Like her other films, “Keep Sailing” stays true to Collins’ visual style, which she perfected with her 35 mm photography. With washed out colors, her images look as though they’ve passed through an Instagram filter of her own design. Yachty’s outsize persona fits into this otherworldly color scheme, as Collins blurs the lines of fantasy and reality.
“It’s almost a mockumentary,” she said, referring to Yachty’s appearance — in bright red wig and mustache — as his own fictional uncle, Darnell Boat, a character from Yachty’s album. “That feels more real than doing a straight-up documentary, because it’s taking the subject in their world and creating it as well.”
Yachty is an unconventional subject for Collins, whose previous work is unabashedly feminist. (She designed a line of t-shirts for American Apparel featuring masturbating, menstruating, hairy vagina drawings). But she found his honesty about his thirst for fame refreshing.
“It’s so taboo to talk about how you become successful,” said Collins. “[Lil’ Yachty] debunks this old way of thinking about fame, that this person is so talented they just got where they are.”
Unfortunately, simply claiming space as a female filmmaker is still a radical feminist act. Collins has a unique vantage point, straddling the art, fashion and now film worlds.
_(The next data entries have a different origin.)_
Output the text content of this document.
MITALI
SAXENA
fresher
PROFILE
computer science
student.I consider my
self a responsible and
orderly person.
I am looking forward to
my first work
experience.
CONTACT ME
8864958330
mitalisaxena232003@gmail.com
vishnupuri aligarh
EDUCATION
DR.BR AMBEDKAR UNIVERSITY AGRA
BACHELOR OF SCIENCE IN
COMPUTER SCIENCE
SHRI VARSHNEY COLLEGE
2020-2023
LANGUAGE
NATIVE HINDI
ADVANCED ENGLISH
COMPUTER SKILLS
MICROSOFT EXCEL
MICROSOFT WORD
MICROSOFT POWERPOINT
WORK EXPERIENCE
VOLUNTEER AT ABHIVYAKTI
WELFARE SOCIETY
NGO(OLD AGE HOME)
She says it is harder to be a female filmmaker than a female artist. “When you’re creating art, you’re just doing it on your own.”
Filmmaking involves a whole host of collaborators — often male — who take one look at a waif-ish young woman and feel entitled to offer advice, even if she’s the director. “When I’m on set, I have to constantly remind myself that I’m the talent.”
Which is why Collins is so grateful to the Internet and social media for democratizing opportunities. “It’s about not waiting for permission to do something, and not having to go through the classic system,” she said. “Because it’s usually not a system that works.”